How many sides are there to an issue? If you said two, you could be wrong. There could be as many sides to an issue as there are people involved. For instance, take the issue of whether or not to install automatic soap dispensers in a restroom. Supporters might only be in favor if the dispenser uses foaming soap. Others might be in favor because of improved sanitary conditions. Some people might be against it because of the cost. Others might be against it because they find the sensitivity settings are not to their liking or the cartridges to be environmentally unfriendly versus refillable pumps.
Eventually, you reach what Dr. Michael Pierson of Texas State University calls that narrow band of dissatisfaction called consensus. Consensus is hard to reach because everyone has a different take or side to an issue.
You will find that most people are doing the best that their current level of awareness allows. While an fm is left to wonder why someone would do something stupid like break the cover off a toilet paper dispenser, it might be that a person could not figure out that a cover will slide from left to right or not understand the concept of coreless toilet paper and assume the current roll is finished. So breaking the device is the best they could do with their current mental or rational capabilities.

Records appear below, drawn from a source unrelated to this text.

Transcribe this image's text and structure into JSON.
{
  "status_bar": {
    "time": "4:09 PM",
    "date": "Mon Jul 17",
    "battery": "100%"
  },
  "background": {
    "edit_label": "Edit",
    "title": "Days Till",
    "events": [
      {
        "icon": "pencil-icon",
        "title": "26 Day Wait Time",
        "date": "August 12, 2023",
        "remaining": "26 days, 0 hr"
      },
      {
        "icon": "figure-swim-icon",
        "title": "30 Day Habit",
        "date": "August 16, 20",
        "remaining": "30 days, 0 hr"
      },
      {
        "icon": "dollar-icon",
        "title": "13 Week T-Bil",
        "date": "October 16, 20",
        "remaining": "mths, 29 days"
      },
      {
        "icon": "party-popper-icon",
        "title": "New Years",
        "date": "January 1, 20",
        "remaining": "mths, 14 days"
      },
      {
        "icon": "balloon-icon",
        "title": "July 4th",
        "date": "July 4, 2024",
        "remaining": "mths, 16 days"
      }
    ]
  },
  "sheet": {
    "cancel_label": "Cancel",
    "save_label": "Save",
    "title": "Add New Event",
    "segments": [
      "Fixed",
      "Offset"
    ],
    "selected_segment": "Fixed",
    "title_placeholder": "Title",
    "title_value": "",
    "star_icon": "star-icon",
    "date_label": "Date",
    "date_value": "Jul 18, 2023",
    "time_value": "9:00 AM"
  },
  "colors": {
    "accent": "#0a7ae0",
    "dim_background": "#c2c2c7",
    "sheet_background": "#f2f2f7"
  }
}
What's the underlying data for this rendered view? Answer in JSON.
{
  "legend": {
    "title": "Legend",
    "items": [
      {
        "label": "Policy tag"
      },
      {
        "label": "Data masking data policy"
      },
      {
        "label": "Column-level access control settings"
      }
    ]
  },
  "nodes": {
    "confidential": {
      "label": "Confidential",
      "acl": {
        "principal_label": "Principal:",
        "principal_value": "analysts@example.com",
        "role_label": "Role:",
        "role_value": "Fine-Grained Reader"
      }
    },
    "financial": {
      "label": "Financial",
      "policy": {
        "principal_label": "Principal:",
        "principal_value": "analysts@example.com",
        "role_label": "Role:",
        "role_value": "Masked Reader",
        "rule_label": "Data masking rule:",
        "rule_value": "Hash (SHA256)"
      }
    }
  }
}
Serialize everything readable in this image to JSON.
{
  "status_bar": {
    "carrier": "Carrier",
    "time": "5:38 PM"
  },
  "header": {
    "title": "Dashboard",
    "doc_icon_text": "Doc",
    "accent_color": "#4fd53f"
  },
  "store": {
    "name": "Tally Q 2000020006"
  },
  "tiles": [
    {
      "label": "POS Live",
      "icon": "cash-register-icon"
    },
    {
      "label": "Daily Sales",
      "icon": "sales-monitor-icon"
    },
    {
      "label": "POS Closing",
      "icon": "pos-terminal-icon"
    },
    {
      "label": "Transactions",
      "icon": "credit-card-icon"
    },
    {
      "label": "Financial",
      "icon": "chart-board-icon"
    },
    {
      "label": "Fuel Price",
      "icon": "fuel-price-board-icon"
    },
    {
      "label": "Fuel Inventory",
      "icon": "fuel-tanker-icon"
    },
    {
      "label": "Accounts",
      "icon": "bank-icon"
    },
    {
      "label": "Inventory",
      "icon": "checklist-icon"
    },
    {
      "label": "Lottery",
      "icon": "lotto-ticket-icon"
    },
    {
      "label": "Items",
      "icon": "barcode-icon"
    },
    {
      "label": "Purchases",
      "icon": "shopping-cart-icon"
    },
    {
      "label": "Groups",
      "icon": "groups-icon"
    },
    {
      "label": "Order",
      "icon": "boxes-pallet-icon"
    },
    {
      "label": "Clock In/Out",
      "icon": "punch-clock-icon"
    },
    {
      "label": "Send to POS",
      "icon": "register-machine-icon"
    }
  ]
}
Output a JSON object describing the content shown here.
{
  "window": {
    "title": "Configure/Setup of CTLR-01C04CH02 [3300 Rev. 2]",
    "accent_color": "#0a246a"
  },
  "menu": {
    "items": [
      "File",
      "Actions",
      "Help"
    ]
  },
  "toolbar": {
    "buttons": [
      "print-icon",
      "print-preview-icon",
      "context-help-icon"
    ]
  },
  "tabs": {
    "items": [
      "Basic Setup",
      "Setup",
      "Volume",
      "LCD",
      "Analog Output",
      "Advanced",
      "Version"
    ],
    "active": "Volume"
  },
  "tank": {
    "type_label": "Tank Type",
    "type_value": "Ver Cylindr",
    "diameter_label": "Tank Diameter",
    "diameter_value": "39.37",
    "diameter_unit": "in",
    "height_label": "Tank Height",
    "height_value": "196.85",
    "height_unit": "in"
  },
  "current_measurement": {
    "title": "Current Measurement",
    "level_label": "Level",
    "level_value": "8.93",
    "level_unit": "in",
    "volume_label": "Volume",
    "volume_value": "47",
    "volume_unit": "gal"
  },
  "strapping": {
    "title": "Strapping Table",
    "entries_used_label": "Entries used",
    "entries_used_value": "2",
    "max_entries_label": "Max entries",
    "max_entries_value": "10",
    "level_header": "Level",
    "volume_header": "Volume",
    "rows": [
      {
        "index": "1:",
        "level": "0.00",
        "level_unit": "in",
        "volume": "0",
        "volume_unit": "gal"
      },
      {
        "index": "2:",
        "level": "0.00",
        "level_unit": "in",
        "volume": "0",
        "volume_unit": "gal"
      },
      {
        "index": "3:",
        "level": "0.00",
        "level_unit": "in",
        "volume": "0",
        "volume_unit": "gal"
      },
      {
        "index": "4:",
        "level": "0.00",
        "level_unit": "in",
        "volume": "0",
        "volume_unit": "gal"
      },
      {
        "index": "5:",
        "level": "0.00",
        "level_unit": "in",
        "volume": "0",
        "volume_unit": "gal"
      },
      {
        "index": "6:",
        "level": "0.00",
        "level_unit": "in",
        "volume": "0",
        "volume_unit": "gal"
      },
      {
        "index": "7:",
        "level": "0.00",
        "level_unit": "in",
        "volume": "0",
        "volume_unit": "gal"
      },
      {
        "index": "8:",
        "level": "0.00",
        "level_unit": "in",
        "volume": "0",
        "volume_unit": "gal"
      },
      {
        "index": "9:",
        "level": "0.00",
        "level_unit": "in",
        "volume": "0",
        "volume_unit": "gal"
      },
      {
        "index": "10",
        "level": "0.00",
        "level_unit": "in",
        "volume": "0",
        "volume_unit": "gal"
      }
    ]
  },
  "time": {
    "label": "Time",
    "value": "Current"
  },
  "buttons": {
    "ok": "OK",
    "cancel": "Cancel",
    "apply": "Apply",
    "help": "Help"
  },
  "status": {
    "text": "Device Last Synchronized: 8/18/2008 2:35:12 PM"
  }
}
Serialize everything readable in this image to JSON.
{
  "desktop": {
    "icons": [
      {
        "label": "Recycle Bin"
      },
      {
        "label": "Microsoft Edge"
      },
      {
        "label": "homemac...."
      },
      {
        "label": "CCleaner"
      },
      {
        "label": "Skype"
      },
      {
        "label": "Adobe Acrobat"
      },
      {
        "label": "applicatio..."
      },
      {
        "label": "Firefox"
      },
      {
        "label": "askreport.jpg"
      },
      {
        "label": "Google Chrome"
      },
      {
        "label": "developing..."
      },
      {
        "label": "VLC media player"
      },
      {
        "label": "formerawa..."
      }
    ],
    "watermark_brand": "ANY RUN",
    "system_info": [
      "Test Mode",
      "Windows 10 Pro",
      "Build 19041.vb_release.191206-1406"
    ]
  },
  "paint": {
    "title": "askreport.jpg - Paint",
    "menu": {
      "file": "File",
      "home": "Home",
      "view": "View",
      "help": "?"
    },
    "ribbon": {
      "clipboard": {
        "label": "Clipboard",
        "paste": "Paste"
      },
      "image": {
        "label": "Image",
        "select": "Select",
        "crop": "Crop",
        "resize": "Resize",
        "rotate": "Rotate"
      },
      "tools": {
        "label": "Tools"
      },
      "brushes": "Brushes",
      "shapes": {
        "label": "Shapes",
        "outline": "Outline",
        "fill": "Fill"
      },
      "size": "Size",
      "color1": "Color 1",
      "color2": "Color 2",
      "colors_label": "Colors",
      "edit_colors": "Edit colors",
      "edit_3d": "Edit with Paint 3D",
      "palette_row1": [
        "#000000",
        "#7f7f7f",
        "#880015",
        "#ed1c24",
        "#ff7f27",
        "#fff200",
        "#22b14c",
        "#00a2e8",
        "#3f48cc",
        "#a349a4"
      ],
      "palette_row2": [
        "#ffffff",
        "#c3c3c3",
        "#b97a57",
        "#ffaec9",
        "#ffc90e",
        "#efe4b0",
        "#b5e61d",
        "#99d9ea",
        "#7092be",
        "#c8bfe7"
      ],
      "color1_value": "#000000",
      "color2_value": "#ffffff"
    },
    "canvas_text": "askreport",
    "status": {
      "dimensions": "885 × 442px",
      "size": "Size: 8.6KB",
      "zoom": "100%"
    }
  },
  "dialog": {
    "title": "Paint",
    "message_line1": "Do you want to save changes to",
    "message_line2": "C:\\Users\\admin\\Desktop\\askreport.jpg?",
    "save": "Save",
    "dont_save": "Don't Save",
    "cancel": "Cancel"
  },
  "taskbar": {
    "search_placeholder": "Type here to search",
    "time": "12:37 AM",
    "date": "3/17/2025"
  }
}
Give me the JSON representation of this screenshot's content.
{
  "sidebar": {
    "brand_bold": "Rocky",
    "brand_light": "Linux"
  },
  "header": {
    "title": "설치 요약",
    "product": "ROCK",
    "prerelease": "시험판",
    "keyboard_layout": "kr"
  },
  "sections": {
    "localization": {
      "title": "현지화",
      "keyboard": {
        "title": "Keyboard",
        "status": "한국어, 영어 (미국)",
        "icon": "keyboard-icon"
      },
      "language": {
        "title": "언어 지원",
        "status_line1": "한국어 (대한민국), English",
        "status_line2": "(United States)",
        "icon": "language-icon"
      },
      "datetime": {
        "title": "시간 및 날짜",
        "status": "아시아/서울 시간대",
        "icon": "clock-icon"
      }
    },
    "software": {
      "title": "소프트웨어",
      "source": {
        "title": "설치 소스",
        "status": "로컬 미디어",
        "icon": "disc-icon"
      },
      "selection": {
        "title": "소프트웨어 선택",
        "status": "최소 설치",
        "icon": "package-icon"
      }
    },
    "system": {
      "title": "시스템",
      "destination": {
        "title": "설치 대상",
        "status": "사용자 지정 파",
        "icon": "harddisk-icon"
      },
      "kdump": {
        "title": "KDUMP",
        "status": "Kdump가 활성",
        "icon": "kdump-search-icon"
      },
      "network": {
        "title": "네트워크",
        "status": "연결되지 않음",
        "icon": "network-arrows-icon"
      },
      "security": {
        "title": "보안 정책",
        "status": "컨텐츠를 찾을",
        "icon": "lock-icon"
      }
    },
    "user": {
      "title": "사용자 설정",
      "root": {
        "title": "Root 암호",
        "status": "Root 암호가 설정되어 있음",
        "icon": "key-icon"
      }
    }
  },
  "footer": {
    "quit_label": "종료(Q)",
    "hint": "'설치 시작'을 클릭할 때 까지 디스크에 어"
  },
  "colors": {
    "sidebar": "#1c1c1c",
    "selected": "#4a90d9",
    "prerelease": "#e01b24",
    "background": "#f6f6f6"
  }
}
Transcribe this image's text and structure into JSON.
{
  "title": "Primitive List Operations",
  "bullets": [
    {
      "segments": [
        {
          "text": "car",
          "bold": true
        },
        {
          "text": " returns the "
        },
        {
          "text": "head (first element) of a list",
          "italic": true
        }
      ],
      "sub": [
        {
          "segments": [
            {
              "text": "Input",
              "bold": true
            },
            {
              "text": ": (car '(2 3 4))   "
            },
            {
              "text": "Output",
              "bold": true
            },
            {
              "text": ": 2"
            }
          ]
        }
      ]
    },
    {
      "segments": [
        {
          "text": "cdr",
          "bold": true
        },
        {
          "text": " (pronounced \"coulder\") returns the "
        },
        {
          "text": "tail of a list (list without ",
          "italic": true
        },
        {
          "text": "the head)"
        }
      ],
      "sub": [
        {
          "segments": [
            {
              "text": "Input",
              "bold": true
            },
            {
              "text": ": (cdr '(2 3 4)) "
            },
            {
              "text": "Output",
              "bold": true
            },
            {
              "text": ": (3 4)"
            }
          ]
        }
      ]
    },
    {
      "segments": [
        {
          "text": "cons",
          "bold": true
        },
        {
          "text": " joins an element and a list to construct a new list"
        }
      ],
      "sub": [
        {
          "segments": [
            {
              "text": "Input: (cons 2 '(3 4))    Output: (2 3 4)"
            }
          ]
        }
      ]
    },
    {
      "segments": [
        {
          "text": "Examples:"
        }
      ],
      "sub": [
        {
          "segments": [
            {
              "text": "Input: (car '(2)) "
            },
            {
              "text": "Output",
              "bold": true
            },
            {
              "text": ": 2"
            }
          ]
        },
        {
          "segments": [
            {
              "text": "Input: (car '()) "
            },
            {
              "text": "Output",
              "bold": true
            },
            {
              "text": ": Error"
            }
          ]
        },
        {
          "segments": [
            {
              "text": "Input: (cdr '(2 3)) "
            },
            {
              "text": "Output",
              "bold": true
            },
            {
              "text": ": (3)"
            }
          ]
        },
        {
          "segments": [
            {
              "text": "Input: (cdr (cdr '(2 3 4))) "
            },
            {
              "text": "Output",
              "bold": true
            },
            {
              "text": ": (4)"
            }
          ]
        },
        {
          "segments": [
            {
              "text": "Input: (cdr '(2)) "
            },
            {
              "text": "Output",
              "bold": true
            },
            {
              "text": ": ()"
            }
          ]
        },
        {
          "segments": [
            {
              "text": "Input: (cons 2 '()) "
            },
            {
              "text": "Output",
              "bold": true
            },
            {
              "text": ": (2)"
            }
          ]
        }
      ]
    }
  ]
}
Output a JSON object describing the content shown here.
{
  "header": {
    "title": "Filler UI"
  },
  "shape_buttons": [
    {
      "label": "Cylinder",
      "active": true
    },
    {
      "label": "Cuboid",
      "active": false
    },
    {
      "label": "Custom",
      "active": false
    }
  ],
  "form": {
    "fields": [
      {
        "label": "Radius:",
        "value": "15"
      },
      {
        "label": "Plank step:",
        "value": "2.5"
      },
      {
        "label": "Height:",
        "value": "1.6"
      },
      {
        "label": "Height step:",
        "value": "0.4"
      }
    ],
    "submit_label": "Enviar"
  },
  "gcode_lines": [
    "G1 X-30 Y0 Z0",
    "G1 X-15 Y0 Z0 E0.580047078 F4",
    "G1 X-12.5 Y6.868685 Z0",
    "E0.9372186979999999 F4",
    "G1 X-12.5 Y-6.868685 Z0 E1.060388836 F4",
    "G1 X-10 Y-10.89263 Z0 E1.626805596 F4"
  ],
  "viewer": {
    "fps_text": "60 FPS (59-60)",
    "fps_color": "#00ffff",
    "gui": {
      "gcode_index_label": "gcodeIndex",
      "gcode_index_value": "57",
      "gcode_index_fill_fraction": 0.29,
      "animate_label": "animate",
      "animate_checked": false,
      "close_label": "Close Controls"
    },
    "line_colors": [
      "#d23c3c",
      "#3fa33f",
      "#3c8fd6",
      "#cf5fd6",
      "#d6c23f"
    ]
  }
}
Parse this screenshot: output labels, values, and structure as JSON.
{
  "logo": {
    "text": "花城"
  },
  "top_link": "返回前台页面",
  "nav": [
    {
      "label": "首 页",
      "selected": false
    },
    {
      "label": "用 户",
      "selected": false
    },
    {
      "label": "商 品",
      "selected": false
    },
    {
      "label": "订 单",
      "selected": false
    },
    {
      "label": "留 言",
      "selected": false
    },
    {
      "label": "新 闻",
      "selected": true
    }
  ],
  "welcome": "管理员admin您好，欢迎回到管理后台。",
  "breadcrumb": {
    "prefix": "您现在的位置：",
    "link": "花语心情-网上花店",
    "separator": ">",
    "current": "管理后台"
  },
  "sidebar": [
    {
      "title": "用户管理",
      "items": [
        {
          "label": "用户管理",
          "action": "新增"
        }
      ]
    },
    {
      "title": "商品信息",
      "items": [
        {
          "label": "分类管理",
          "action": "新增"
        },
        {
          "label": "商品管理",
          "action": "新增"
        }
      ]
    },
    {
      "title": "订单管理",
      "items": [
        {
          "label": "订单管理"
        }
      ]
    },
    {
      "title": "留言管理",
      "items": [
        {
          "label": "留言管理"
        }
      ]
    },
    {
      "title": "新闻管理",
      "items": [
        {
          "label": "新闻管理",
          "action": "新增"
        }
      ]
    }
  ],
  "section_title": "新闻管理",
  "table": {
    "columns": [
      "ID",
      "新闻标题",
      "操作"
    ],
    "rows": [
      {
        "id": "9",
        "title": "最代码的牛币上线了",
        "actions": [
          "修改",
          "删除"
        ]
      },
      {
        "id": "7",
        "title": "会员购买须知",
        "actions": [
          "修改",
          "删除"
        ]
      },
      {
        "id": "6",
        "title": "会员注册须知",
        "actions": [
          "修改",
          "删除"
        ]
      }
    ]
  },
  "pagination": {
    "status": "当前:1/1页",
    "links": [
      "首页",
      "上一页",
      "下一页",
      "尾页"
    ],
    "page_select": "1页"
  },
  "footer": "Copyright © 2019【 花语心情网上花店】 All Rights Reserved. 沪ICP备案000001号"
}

If you want to get people to listen to you, you must speak to them on their level and from their point of view. For example, you might have a department that you want to relocate in smaller workspaces. These people may not resist the layout because they feel they need more space and do not want to use shared spaces. The resistance may be because they feel smaller workspaces lessen their importance and ultimately their livelihood. As an fm, you might need to sit in their seats, so to speak, and explain to them the reasons behind the change and gather their feedback before making the final layout.
Studies have found that people with just a high school diploma do not lose their jobs because of lack of knowledge or ability but because of a lack of people skills. If you don't improve your people skills, you might find yourself going the way of the lighthouse keeper...extinct.
Do you Twitter? It might be time to embrace this technology too. An fm could set up a facility-related Twitter account to share import information in 140 characters or less (i.e. "East parking lot closed for resurfacing on Saturday"). If tweeting gets your building occupants to pay attention when you need it, what is the harm in that?